Banniere_11_films_de_separation_Saint_Valentin

INTERVIEW

L'HOMME DE LA CAVE

Philippe Le Guay

réalisateur et scénariste

Philippe Le Guay est venu échanger, dans le jardin où se déroulent toutes les interviews du Festival d’Angoulême, avec nous et la journaliste de radio Judaica Lyon Laurence Salfati, pour une vingtaine de minutes d’interview d’une belle richesse.

Entretien Interview Rencontre Philippe Le Guay réalisateur scénariste du film L'homme de la cave
© Ad Vitam

Le point de départ du film

L’idée du film est née d’un fait divers arrivé à deux amis de Philippe Le Guay, qui ont vendu à un néonazi et ont mis deux ans à s’en débarrasser. Dans le film, il y a trois avocats différents et successifs, ce qui permet d’aborder trois aspects de se défendre face à ce type de personnes. Mais le réalisateur s’est servi seulement de la troisième plaidoirie, cela donne un rythme au film, car sinon toutes ces scènes n’auraient été que des face-à-face dans des bureaux.

Il indique que l’on « ne voit quasiment jamais de personnage négationniste au cinéma », hormis dans un film anglais « où ils en avaient fait un personnage gras et odieux ». Le personnage est ici plus nuancé et donc plus ambigu, mais « il fallait un courage énorme à François Cluzet » pour enfin dire cette phrase qui dévoile le fond de pensée de son personnage.
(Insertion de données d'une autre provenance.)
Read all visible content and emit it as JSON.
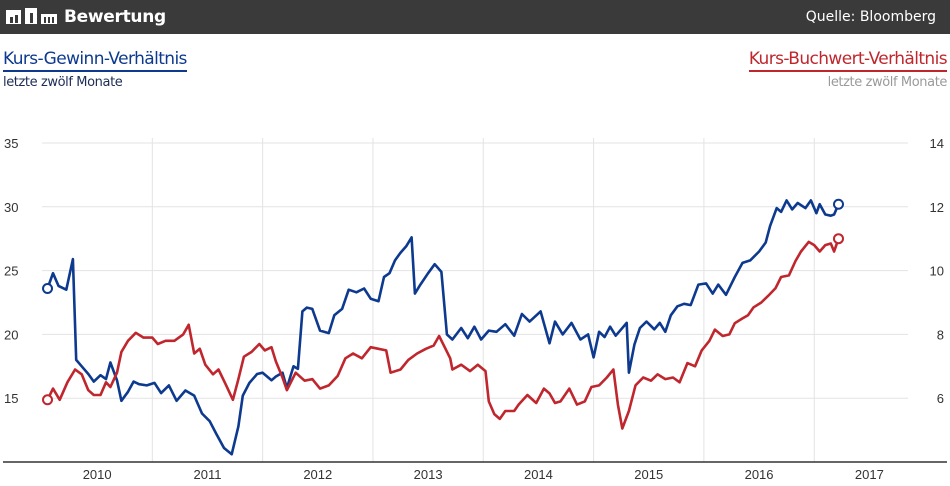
{
  "header": {
    "title": "Bewertung",
    "source": "Quelle: Bloomberg",
    "logo_icon": "bar-chart-logo-icon"
  },
  "left_series": {
    "title": "Kurs-Gewinn-Verhältnis",
    "subtitle": "letzte zwölf Monate",
    "color": "#0d3a8f"
  },
  "right_series": {
    "title": "Kurs-Buchwert-Verhältnis",
    "subtitle": "letzte zwölf Monate",
    "color": "#c0262d"
  },
  "chart_data": {
    "type": "line",
    "x_ticks": [
      "2010",
      "2011",
      "2012",
      "2013",
      "2014",
      "2015",
      "2016",
      "2017"
    ],
    "x_range": [
      2009.5,
      2017.35
    ],
    "y_left": {
      "range": [
        10,
        35
      ],
      "ticks": [
        "15",
        "20",
        "25",
        "30",
        "35"
      ]
    },
    "y_right": {
      "range": [
        4,
        14
      ],
      "ticks": [
        "6",
        "8",
        "10",
        "12",
        "14"
      ]
    },
    "grid": true,
    "series": [
      {
        "name": "Kurs-Gewinn-Verhältnis",
        "axis": "left",
        "color": "#0d3a8f",
        "points": [
          [
            2009.55,
            23.6
          ],
          [
            2009.6,
            24.8
          ],
          [
            2009.65,
            23.8
          ],
          [
            2009.72,
            23.5
          ],
          [
            2009.78,
            25.9
          ],
          [
            2009.81,
            18.0
          ],
          [
            2009.86,
            17.5
          ],
          [
            2009.92,
            16.9
          ],
          [
            2009.97,
            16.3
          ],
          [
            2010.03,
            16.8
          ],
          [
            2010.08,
            16.5
          ],
          [
            2010.12,
            17.8
          ],
          [
            2010.18,
            16.4
          ],
          [
            2010.22,
            14.8
          ],
          [
            2010.28,
            15.5
          ],
          [
            2010.33,
            16.3
          ],
          [
            2010.38,
            16.1
          ],
          [
            2010.45,
            16.0
          ],
          [
            2010.52,
            16.2
          ],
          [
            2010.58,
            15.4
          ],
          [
            2010.65,
            16.0
          ],
          [
            2010.72,
            14.8
          ],
          [
            2010.8,
            15.6
          ],
          [
            2010.88,
            15.2
          ],
          [
            2010.95,
            13.8
          ],
          [
            2011.02,
            13.2
          ],
          [
            2011.08,
            12.2
          ],
          [
            2011.15,
            11.1
          ],
          [
            2011.22,
            10.6
          ],
          [
            2011.28,
            12.8
          ],
          [
            2011.32,
            15.2
          ],
          [
            2011.38,
            16.2
          ],
          [
            2011.45,
            16.9
          ],
          [
            2011.5,
            17.0
          ],
          [
            2011.58,
            16.4
          ],
          [
            2011.62,
            16.7
          ],
          [
            2011.68,
            17.0
          ],
          [
            2011.72,
            15.8
          ],
          [
            2011.78,
            17.5
          ],
          [
            2011.82,
            17.3
          ],
          [
            2011.86,
            21.8
          ],
          [
            2011.9,
            22.1
          ],
          [
            2011.95,
            22.0
          ],
          [
            2012.02,
            20.3
          ],
          [
            2012.1,
            20.1
          ],
          [
            2012.15,
            21.5
          ],
          [
            2012.22,
            22.0
          ],
          [
            2012.28,
            23.5
          ],
          [
            2012.35,
            23.3
          ],
          [
            2012.42,
            23.6
          ],
          [
            2012.48,
            22.8
          ],
          [
            2012.55,
            22.6
          ],
          [
            2012.6,
            24.5
          ],
          [
            2012.65,
            24.8
          ],
          [
            2012.7,
            25.8
          ],
          [
            2012.75,
            26.4
          ],
          [
            2012.8,
            26.9
          ],
          [
            2012.85,
            27.6
          ],
          [
            2012.88,
            23.2
          ],
          [
            2012.93,
            23.9
          ],
          [
            2013.0,
            24.8
          ],
          [
            2013.06,
            25.5
          ],
          [
            2013.12,
            24.9
          ],
          [
            2013.17,
            20.0
          ],
          [
            2013.22,
            19.6
          ],
          [
            2013.3,
            20.5
          ],
          [
            2013.36,
            19.7
          ],
          [
            2013.42,
            20.6
          ],
          [
            2013.48,
            19.6
          ],
          [
            2013.55,
            20.3
          ],
          [
            2013.62,
            20.2
          ],
          [
            2013.7,
            20.8
          ],
          [
            2013.78,
            19.9
          ],
          [
            2013.85,
            21.6
          ],
          [
            2013.92,
            21.0
          ],
          [
            2014.02,
            21.8
          ],
          [
            2014.1,
            19.3
          ],
          [
            2014.15,
            21.0
          ],
          [
            2014.22,
            20.0
          ],
          [
            2014.3,
            20.9
          ],
          [
            2014.38,
            19.6
          ],
          [
            2014.45,
            20.0
          ],
          [
            2014.5,
            18.2
          ],
          [
            2014.55,
            20.2
          ],
          [
            2014.6,
            19.8
          ],
          [
            2014.65,
            20.6
          ],
          [
            2014.7,
            19.9
          ],
          [
            2014.75,
            20.4
          ],
          [
            2014.8,
            20.9
          ],
          [
            2014.82,
            17.0
          ],
          [
            2014.87,
            19.2
          ],
          [
            2014.92,
            20.5
          ],
          [
            2014.98,
            21.0
          ],
          [
            2015.05,
            20.4
          ],
          [
            2015.1,
            20.9
          ],
          [
            2015.15,
            20.2
          ],
          [
            2015.2,
            21.5
          ],
          [
            2015.26,
            22.2
          ],
          [
            2015.32,
            22.4
          ],
          [
            2015.38,
            22.3
          ],
          [
            2015.45,
            23.9
          ],
          [
            2015.52,
            24.0
          ],
          [
            2015.58,
            23.2
          ],
          [
            2015.63,
            23.9
          ],
          [
            2015.7,
            23.1
          ],
          [
            2015.78,
            24.5
          ],
          [
            2015.85,
            25.6
          ],
          [
            2015.92,
            25.8
          ],
          [
            2016.0,
            26.5
          ],
          [
            2016.06,
            27.2
          ],
          [
            2016.1,
            28.5
          ],
          [
            2016.16,
            29.9
          ],
          [
            2016.2,
            29.6
          ],
          [
            2016.25,
            30.5
          ],
          [
            2016.3,
            29.8
          ],
          [
            2016.35,
            30.3
          ],
          [
            2016.42,
            29.9
          ],
          [
            2016.47,
            30.5
          ],
          [
            2016.52,
            29.5
          ],
          [
            2016.55,
            30.2
          ],
          [
            2016.6,
            29.4
          ],
          [
            2016.65,
            29.3
          ],
          [
            2016.68,
            29.4
          ],
          [
            2016.72,
            30.2
          ]
        ]
      },
      {
        "name": "Kurs-Buchwert-Verhältnis",
        "axis": "right",
        "color": "#c0262d",
        "points": [
          [
            2009.55,
            5.95
          ],
          [
            2009.6,
            6.3
          ],
          [
            2009.66,
            5.95
          ],
          [
            2009.73,
            6.5
          ],
          [
            2009.8,
            6.9
          ],
          [
            2009.86,
            6.75
          ],
          [
            2009.92,
            6.25
          ],
          [
            2009.97,
            6.1
          ],
          [
            2010.03,
            6.1
          ],
          [
            2010.08,
            6.5
          ],
          [
            2010.12,
            6.35
          ],
          [
            2010.18,
            6.8
          ],
          [
            2010.22,
            7.45
          ],
          [
            2010.28,
            7.8
          ],
          [
            2010.35,
            8.05
          ],
          [
            2010.42,
            7.9
          ],
          [
            2010.5,
            7.9
          ],
          [
            2010.55,
            7.7
          ],
          [
            2010.62,
            7.8
          ],
          [
            2010.7,
            7.8
          ],
          [
            2010.78,
            8.0
          ],
          [
            2010.83,
            8.3
          ],
          [
            2010.88,
            7.4
          ],
          [
            2010.93,
            7.55
          ],
          [
            2010.98,
            7.05
          ],
          [
            2011.05,
            6.75
          ],
          [
            2011.1,
            6.9
          ],
          [
            2011.17,
            6.4
          ],
          [
            2011.23,
            5.95
          ],
          [
            2011.28,
            6.6
          ],
          [
            2011.33,
            7.3
          ],
          [
            2011.4,
            7.45
          ],
          [
            2011.47,
            7.7
          ],
          [
            2011.52,
            7.5
          ],
          [
            2011.58,
            7.6
          ],
          [
            2011.62,
            7.15
          ],
          [
            2011.68,
            6.65
          ],
          [
            2011.72,
            6.25
          ],
          [
            2011.8,
            6.8
          ],
          [
            2011.88,
            6.55
          ],
          [
            2011.95,
            6.6
          ],
          [
            2012.02,
            6.3
          ],
          [
            2012.1,
            6.4
          ],
          [
            2012.18,
            6.7
          ],
          [
            2012.25,
            7.25
          ],
          [
            2012.32,
            7.4
          ],
          [
            2012.4,
            7.25
          ],
          [
            2012.48,
            7.6
          ],
          [
            2012.55,
            7.55
          ],
          [
            2012.62,
            7.5
          ],
          [
            2012.66,
            6.8
          ],
          [
            2012.75,
            6.9
          ],
          [
            2012.82,
            7.2
          ],
          [
            2012.9,
            7.4
          ],
          [
            2012.98,
            7.55
          ],
          [
            2013.05,
            7.65
          ],
          [
            2013.1,
            7.95
          ],
          [
            2013.15,
            7.6
          ],
          [
            2013.2,
            7.25
          ],
          [
            2013.22,
            6.9
          ],
          [
            2013.3,
            7.05
          ],
          [
            2013.38,
            6.85
          ],
          [
            2013.45,
            7.05
          ],
          [
            2013.52,
            6.85
          ],
          [
            2013.55,
            5.9
          ],
          [
            2013.6,
            5.5
          ],
          [
            2013.65,
            5.35
          ],
          [
            2013.7,
            5.6
          ],
          [
            2013.78,
            5.6
          ],
          [
            2013.82,
            5.8
          ],
          [
            2013.9,
            6.1
          ],
          [
            2013.98,
            5.85
          ],
          [
            2014.05,
            6.3
          ],
          [
            2014.1,
            6.15
          ],
          [
            2014.15,
            5.85
          ],
          [
            2014.2,
            5.9
          ],
          [
            2014.28,
            6.3
          ],
          [
            2014.35,
            5.8
          ],
          [
            2014.42,
            5.9
          ],
          [
            2014.48,
            6.35
          ],
          [
            2014.55,
            6.4
          ],
          [
            2014.62,
            6.65
          ],
          [
            2014.68,
            6.9
          ],
          [
            2014.72,
            5.8
          ],
          [
            2014.76,
            5.05
          ],
          [
            2014.82,
            5.6
          ],
          [
            2014.88,
            6.4
          ],
          [
            2014.95,
            6.65
          ],
          [
            2015.02,
            6.55
          ],
          [
            2015.08,
            6.75
          ],
          [
            2015.15,
            6.6
          ],
          [
            2015.22,
            6.65
          ],
          [
            2015.28,
            6.5
          ],
          [
            2015.35,
            7.1
          ],
          [
            2015.42,
            7.0
          ],
          [
            2015.48,
            7.5
          ],
          [
            2015.55,
            7.8
          ],
          [
            2015.6,
            8.15
          ],
          [
            2015.67,
            7.95
          ],
          [
            2015.73,
            8.0
          ],
          [
            2015.78,
            8.35
          ],
          [
            2015.85,
            8.5
          ],
          [
            2015.9,
            8.6
          ],
          [
            2015.95,
            8.85
          ],
          [
            2016.02,
            9.0
          ],
          [
            2016.08,
            9.2
          ],
          [
            2016.15,
            9.45
          ],
          [
            2016.2,
            9.8
          ],
          [
            2016.27,
            9.85
          ],
          [
            2016.33,
            10.3
          ],
          [
            2016.38,
            10.6
          ],
          [
            2016.45,
            10.9
          ],
          [
            2016.5,
            10.8
          ],
          [
            2016.55,
            10.6
          ],
          [
            2016.6,
            10.8
          ],
          [
            2016.65,
            10.85
          ],
          [
            2016.68,
            10.6
          ],
          [
            2016.72,
            11.0
          ]
        ]
      }
    ]
  }
}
Un sujet d’actualité à une époque de regain du complotisme

Il est vrai qu’ « à la racine du complotisme, il y a le négationnisme ». Il s’agit en fait de « poser des questions pour polluer la vérité » et « non pas la chercher ». Interrogé sur le caractère manipulateur de son personnage, il répond que celui-ci « est capable de retourner le cerveau » notamment de la fille de la famille. Si celle-ci est capable dans un premier temps de lui répondre et de lui rentrer dedans, il y a tout de même « quelque chose qui se dépose » petit à petit.

Mais le film n’a pas seulement le complotisme ambiant comme lien avec l’actualité. « Il y a aujourd’hui un tas de gens qui s’installent dans une cave » ou dans des entre-sols... souvent des SDF. Au début le personnage de Jérémie Rénier est dans la compassion, mais finalement « son frère lui renvoie que c’est de la naïveté ».

Le choix de François Cluzet pour jouer cet homme trouble

Philippe Le Guay indique qu’il avait déjà travaillé avec lui, notamment sur "Normandie nue". Il connaissait son caractère empathique, sa capacité à être truculent, dans le rôle de ce maire proche de ses administrés. Il s’était bien entendu avec lui et lors d’un déjeuner, François Cluzet est arrivé avec « des cheveux très longs ». Il a pu déceler alors en lui comme « une tension, une âpreté, une violence », se disant ainsi qu’il « saurait défendre ce personnage » qui se positionne en tant que victime.

Des lieux qui séparent

Il lui fallait avoir un point de fuite pour l’histoire familiale, avec cet appartement spolié qui est comme un personnage en soi. La cour, elle, « est censée être un lieu de vivre ensemble », mais devient ici un lieu d’affrontement. Philippe Le Guay souhaitait un lieu sans âge, où l’on pourrait être comme dans les années 40 (il avait forcément le film "Monsieur Klein" en référence).

Il aura tourné dans une vraie cave avec des masques et de la fumée, et « un aspect labyrinthique très photogène ». Mais il fallait tout de même [Attention Spoiler], selon lui, « que le film trouve une délivrance à la fin ». Il voulait donc un dénouement « où les choses soient résolues » et qu’il n’y ait « pas d’illusion sur le faite qu’ils aient gagné ». Mais la fuite du personnage traduit bien la persistance de cet antisémitisme, qui reste tapi dans l’obscurité, à l’image du dernier plan du film.